Reflexão de Georgino Rocha
para o Domingo XXIII
O Evangelho deste domingo faz parte do capítulo que Mateus, o autor do relato, dedica à vida da Igreja enquanto comunidade realizada num espaço e no tempo. Centra-se no relacionamento entre os seus membros e estabelece uma espécie de escala para o caso de haver desavenças ou pecados entre eles. Mt 18, 15-20.
Como restabelecer a relação fraterna se foi quebrada e se o pecador persiste na obstinação? Vamos deter-nos nalguns passos a dar (a correcção ou promoção fraterna), procurando abrir horizontes de reconciliação e perdão.
Há sentimentos e atitudes indignas: ser tolerante passivo, agravar a emoção sentida e alimentada, pagar na mesma “moeda”, retaliar com vingança, excluir o indesejado do círculo de relações, deixar “cair os braços” e esperar que uma crosta se imponha e gere a indiferença. Ou pura e simplesmente, recorrer ao tribunal civil que, apesar da sua nobre função, não resolve questões de consciência.
A tolerância activa é uma atitude de profundo respeito que revela lucidez e coragem, ponderação e sentido de oportunidade. Não é sinónimo de imposição incriminatória, nem de reacção moralista e uniformizadora. Pelo contrário, traduz o reconhecimento da dignidade ferida, da convivência desfeita, da relação cortada naqueles que estão chamados, por natureza e pela bênção de Deus, à harmonia das diferenças legítimas no todo da humanidade. Quando degenera, dá origem ao tolerantismo que, indiferente ao bem comum, deixa andar as “coisas” ao sabor da corrente, tenha ela o colorido que tiver.
A convivência na sociedade e, ainda mais, na comunidade cristã (familiar, paroquial, diocesana) conta sempre com as atitudes mais nobres e sadias das pessoas. Os caminhos, antes de chegar às autoridades, passam pela aproximação e confiança, pelo relacionamento e diálogo, pelo reconhecimento e aceitação incondicional do outro. Neles se encontra Deus a dar suporte ao esforço e a alimentar a persistência e ousadia.
“O Senhor nos dá a cada um a capacidade de realizar verdadeiros milagres, afirma Tolentino de Mendonça. No evangelho de hoje, nos mostra alguns: a experiência de celebrar o perdão, a capacidade para unir e separar, a eficácia da oração comunitária, a consciência da presença de Jesus no meio de nós”.
O perdão surge como a atitude mais nobre no processo histórico de refazer os laços quebrados por ofensas humanas. Antes da pena de Talião – olho por olho e dente por dente – a medida da vingança era desproporcional à ofensa. Depois, ganha raízes a solidariedade que une os irmãos entre si e entre os judeus, membros da mesma raça. Finalmente, a mensagem cristã apresenta o exemplo admirável de Jesus de Nazaré e do movimento por ele iniciado – a Igreja.

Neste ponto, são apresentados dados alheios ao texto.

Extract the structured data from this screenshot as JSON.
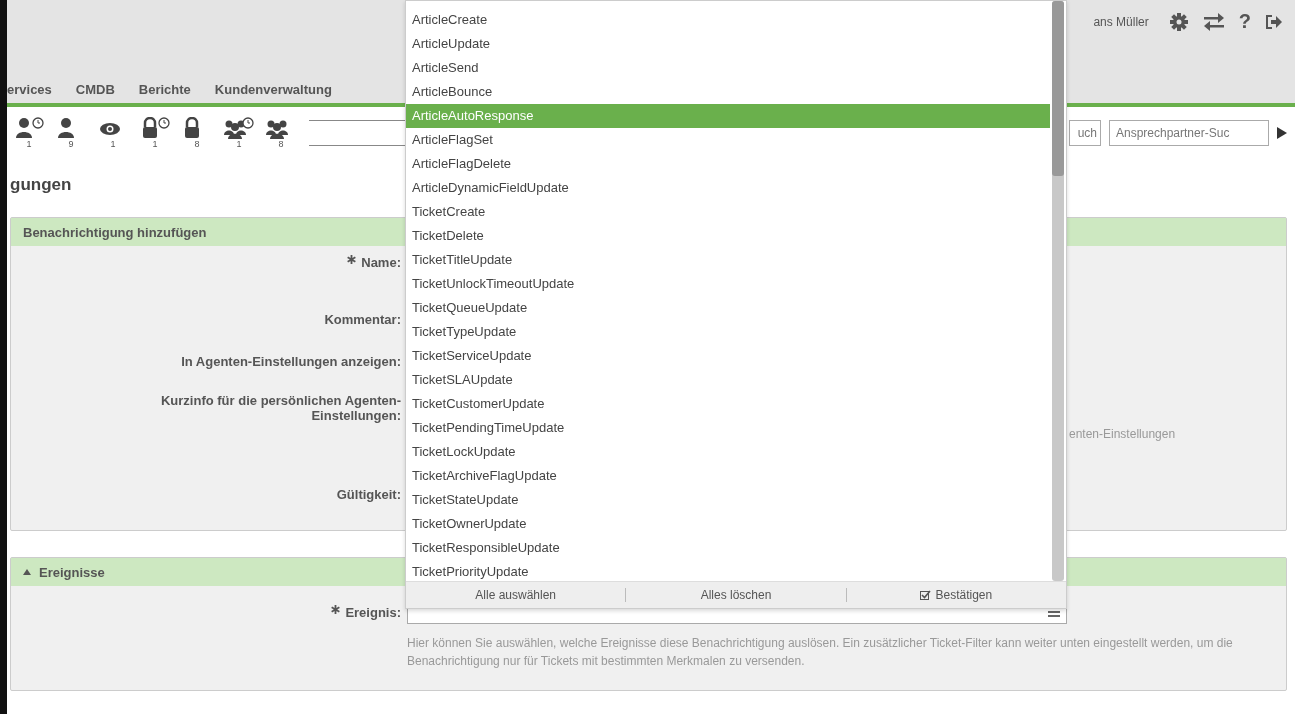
{
  "header": {
    "user": "ans Müller",
    "help": "?"
  },
  "nav": [
    {
      "label": "ervices"
    },
    {
      "label": "CMDB"
    },
    {
      "label": "Berichte"
    },
    {
      "label": "Kundenverwaltung"
    }
  ],
  "toolbar": [
    {
      "kind": "person-clock",
      "count": "1"
    },
    {
      "kind": "person",
      "count": "9"
    },
    {
      "kind": "eye",
      "count": "1"
    },
    {
      "kind": "lock-clock",
      "count": "1"
    },
    {
      "kind": "lock",
      "count": "8"
    },
    {
      "kind": "group-clock",
      "count": "1"
    },
    {
      "kind": "group",
      "count": "8"
    }
  ],
  "searches": [
    {
      "placeholder": "uch"
    },
    {
      "placeholder": "Ansprechpartner-Suc"
    }
  ],
  "page_title": "gungen",
  "panel": {
    "title": "Benachrichtigung hinzufügen",
    "fields": [
      {
        "label": "Name:",
        "required": true
      },
      {
        "label": "Kommentar:",
        "required": false
      },
      {
        "label": "In Agenten-Einstellungen anzeigen:",
        "required": false
      },
      {
        "label": "Kurzinfo für die persönlichen Agenten-Einstellungen:",
        "required": false,
        "value": "enten-Einstellungen"
      },
      {
        "label": "Gültigkeit:",
        "required": false
      }
    ]
  },
  "events_panel": {
    "title": "Ereignisse",
    "expanded": true,
    "field": {
      "label": "Ereignis:",
      "required": true
    },
    "help": "Hier können Sie auswählen, welche Ereignisse diese Benachrichtigung auslösen. Ein zusätzlicher Ticket-Filter kann weiter unten eingestellt werden, um die Benachrichtigung nur für Tickets mit bestimmten Merkmalen zu versenden."
  },
  "dropdown": {
    "options": [
      {
        "label": "ArticleCreate",
        "selected": false
      },
      {
        "label": "ArticleUpdate",
        "selected": false
      },
      {
        "label": "ArticleSend",
        "selected": false
      },
      {
        "label": "ArticleBounce",
        "selected": false
      },
      {
        "label": "ArticleAutoResponse",
        "selected": true
      },
      {
        "label": "ArticleFlagSet",
        "selected": false
      },
      {
        "label": "ArticleFlagDelete",
        "selected": false
      },
      {
        "label": "ArticleDynamicFieldUpdate",
        "selected": false
      },
      {
        "label": "TicketCreate",
        "selected": false
      },
      {
        "label": "TicketDelete",
        "selected": false
      },
      {
        "label": "TicketTitleUpdate",
        "selected": false
      },
      {
        "label": "TicketUnlockTimeoutUpdate",
        "selected": false
      },
      {
        "label": "TicketQueueUpdate",
        "selected": false
      },
      {
        "label": "TicketTypeUpdate",
        "selected": false
      },
      {
        "label": "TicketServiceUpdate",
        "selected": false
      },
      {
        "label": "TicketSLAUpdate",
        "selected": false
      },
      {
        "label": "TicketCustomerUpdate",
        "selected": false
      },
      {
        "label": "TicketPendingTimeUpdate",
        "selected": false
      },
      {
        "label": "TicketLockUpdate",
        "selected": false
      },
      {
        "label": "TicketArchiveFlagUpdate",
        "selected": false
      },
      {
        "label": "TicketStateUpdate",
        "selected": false
      },
      {
        "label": "TicketOwnerUpdate",
        "selected": false
      },
      {
        "label": "TicketResponsibleUpdate",
        "selected": false
      },
      {
        "label": "TicketPriorityUpdate",
        "selected": false
      }
    ],
    "actions": [
      {
        "label": "Alle auswählen",
        "kind": "plain"
      },
      {
        "label": "Alles löschen",
        "kind": "plain"
      },
      {
        "label": "Bestätigen",
        "kind": "confirm"
      }
    ]
  }
}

O perdão de Jesus é para todos, até para os seus inimigos e algozes. A súplica do Calvário fica como testemunho da sua vida e lema emblemático do comportamento dos seus discípulos. Estêvão, Paulo de Tarso, e tantos outros, sem esquecer São João Paulo II que vai à prisão em gesto de misericórdia para com Ali Acqa, (que havia atentado contra a sua vida) constituem exemplos luminares desta atitude sanante que muitos realizam na maior simplicidade e discrição.
A consciência humana foi evoluindo e atingiu uma fase de humanização jurídica no que diz respeito às pessoas que praticam actos ilícitos. A justiça tem leis que a legitimam. E ainda bem! Oxalá a sua prática as honre. Não se pode ignorar o crime em todas as suas formas, a desfaçatez e a arrogância em todos os seus modos que espezinham a dignidade dos outros e o valor dos seus bens, a corrupção, a fraude e tantas outras “ofensas” à dignidade humana, ao bem comum da sociedade e ao Estado de direito.
A atitude cristã acolhe e promove a justiça, como passo fundamental do processo de reconciliação. No entanto, o horizonte humano permanece aberto a novas dimensões, das quais se destaca o perdão incondicional, proporcionado por quem é ofendido, ao seu ofensor.